Putin has explained, urbi et orbi, that Kim needs a strategic capability in order to survive. “We all remember what happened to Iraq and Saddam Hussein,” explained the KGB colonel. “His children were killed, his grandson was shot, the whole country destroyed and Saddam himself hanged.”

N. Korea, one of the world’s most satanic states, is thus depicted as an innocent lamb about to be led to slaughter by those awful Yanks. Yet somehow, the Americans didn’t pounce when it became known that N. Korea was becoming a nuclear power.

Was it perhaps because they followed the same doctrine of containment they had earlier applied to the USSR? And is it possible that they’re making belligerent noises now only because containment has failed and N. Korean communists are openly threatening US bases and even the mainland?

There does exist a causal relationship between Kim’s Russian-supplied nuclear ICBMs and Trump’s threats. But it’s exactly opposite to the morbid vision Putin and Kim try to peddle to the world.

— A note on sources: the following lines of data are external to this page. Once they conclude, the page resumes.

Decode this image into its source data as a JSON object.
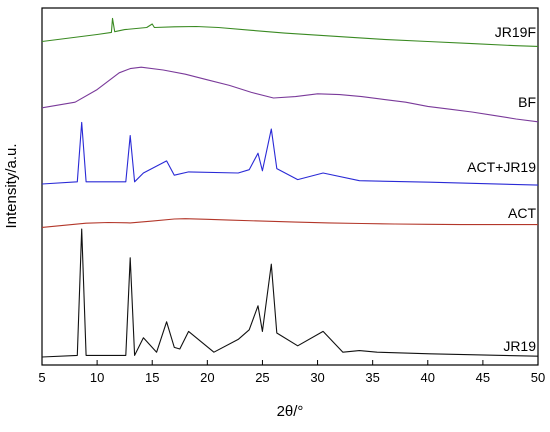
{
  "chart_data": {
    "type": "line",
    "title": "",
    "xlabel": "2θ/°",
    "ylabel": "Intensity/a.u.",
    "xlim": [
      5,
      50
    ],
    "xticks": [
      5,
      10,
      15,
      20,
      25,
      30,
      35,
      40,
      45,
      50
    ],
    "grid": false,
    "legend": "none",
    "series": [
      {
        "name": "JR19F",
        "color": "#3a8a22",
        "x": [
          5,
          7.5,
          10,
          11.3,
          11.4,
          11.6,
          12.5,
          14.5,
          15,
          15.2,
          17,
          19,
          21,
          24,
          27,
          30,
          33,
          36,
          40,
          44,
          48,
          50
        ],
        "y": [
          -0.25,
          0.0,
          0.25,
          0.4,
          1.4,
          0.45,
          0.6,
          0.75,
          1.0,
          0.75,
          0.8,
          0.82,
          0.75,
          0.55,
          0.35,
          0.2,
          0.05,
          -0.1,
          -0.25,
          -0.4,
          -0.55,
          -0.6
        ]
      },
      {
        "name": "BF",
        "color": "#7a3a9a",
        "x": [
          5,
          8,
          10,
          12,
          13,
          14,
          16,
          18,
          20,
          22,
          24,
          26,
          28,
          30,
          32,
          34,
          36,
          38,
          40,
          42,
          44,
          46,
          48,
          50
        ],
        "y": [
          -0.35,
          -0.15,
          0.3,
          0.9,
          1.05,
          1.1,
          1.0,
          0.85,
          0.65,
          0.45,
          0.2,
          0.0,
          0.05,
          0.15,
          0.12,
          0.05,
          -0.05,
          -0.15,
          -0.3,
          -0.4,
          -0.5,
          -0.62,
          -0.75,
          -0.85
        ]
      },
      {
        "name": "ACT+JR19",
        "color": "#2a2ad6",
        "x": [
          5,
          8.2,
          8.6,
          9.0,
          12.6,
          13.0,
          13.4,
          14.2,
          16.3,
          17.0,
          18.3,
          22.8,
          23.8,
          24.6,
          25.0,
          25.8,
          26.3,
          28.2,
          30.5,
          33.8,
          40.2,
          50
        ],
        "y": [
          0.0,
          0.1,
          2.8,
          0.1,
          0.1,
          2.2,
          0.1,
          0.5,
          1.05,
          0.4,
          0.55,
          0.5,
          0.65,
          1.4,
          0.6,
          2.5,
          0.7,
          0.2,
          0.5,
          0.15,
          0.08,
          -0.05
        ]
      },
      {
        "name": "ACT",
        "color": "#b3372a",
        "x": [
          5,
          7,
          9,
          11,
          13,
          15,
          17,
          18,
          20,
          22,
          25,
          28,
          31,
          34,
          37,
          40,
          43,
          46,
          50
        ],
        "y": [
          -0.1,
          0.05,
          0.2,
          0.25,
          0.22,
          0.35,
          0.5,
          0.52,
          0.48,
          0.42,
          0.35,
          0.28,
          0.22,
          0.18,
          0.14,
          0.12,
          0.1,
          0.1,
          0.1
        ]
      },
      {
        "name": "JR19",
        "color": "#111111",
        "x": [
          5,
          8.2,
          8.6,
          9.0,
          12.6,
          13.0,
          13.4,
          14.2,
          15.4,
          16.3,
          17.0,
          17.5,
          18.3,
          20.6,
          22.8,
          23.8,
          24.6,
          25.0,
          25.8,
          26.3,
          28.2,
          30.5,
          32.3,
          33.8,
          35.4,
          40.2,
          50
        ],
        "y": [
          0.0,
          0.1,
          8.0,
          0.1,
          0.1,
          6.2,
          0.1,
          1.2,
          0.3,
          2.2,
          0.6,
          0.5,
          1.6,
          0.3,
          1.1,
          1.7,
          3.2,
          1.6,
          5.8,
          1.5,
          0.7,
          1.6,
          0.3,
          0.4,
          0.3,
          0.2,
          0.05
        ]
      }
    ]
  },
  "series_labels": [
    "JR19F",
    "BF",
    "ACT+JR19",
    "ACT",
    "JR19"
  ]
}
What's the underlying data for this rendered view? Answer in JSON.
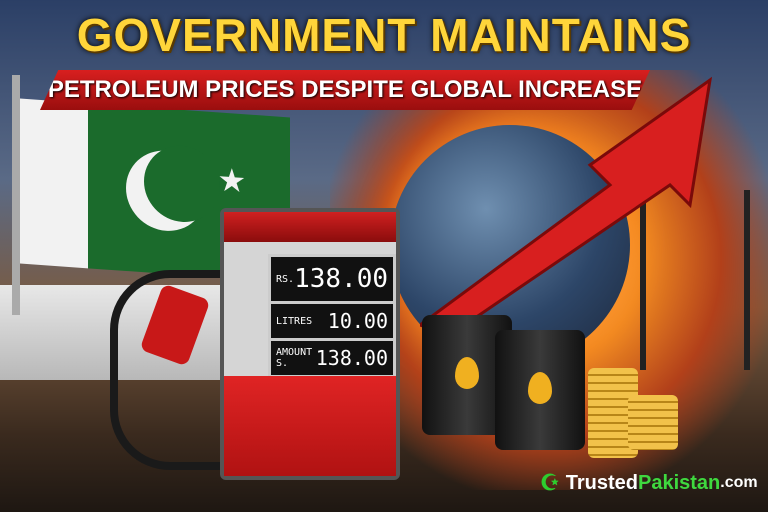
{
  "headline": {
    "title": "GOVERNMENT MAINTAINS",
    "subtitle": "PETROLEUM PRICES DESPITE GLOBAL INCREASE"
  },
  "pump_display": {
    "rows": [
      {
        "label": "RS.",
        "value": "138.00"
      },
      {
        "label": "LITRES",
        "value": "10.00"
      },
      {
        "label": "AMOUNT",
        "value": "138.00",
        "prefix": "S."
      }
    ]
  },
  "brand": {
    "part1": "Trusted",
    "part2": "Pakistan",
    "part3": ".com",
    "icon": "crescent-star-icon",
    "accent": "#3fd83f"
  },
  "colors": {
    "title": "#ffd53a",
    "banner": "#c81818",
    "arrow": "#d81f1f"
  }
}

N. Korea has become, and Putin’s Russia is rapidly becoming, a pariah state. As such they’re natural allies, friends even. And friends must help one another – this is the simple philosophy whence N. Korea’s nuclear ICBMs have come.

2 thoughts on “Those N. Korean geniuses”

  1. The Axis powers and Japan were practically running on empty at the start of WW2. They could not cope with the huge wealth and staggering productive capacity of the USA. Now Un and Vlad are running on empty but the USA is running on minus empty. We live in interesting times.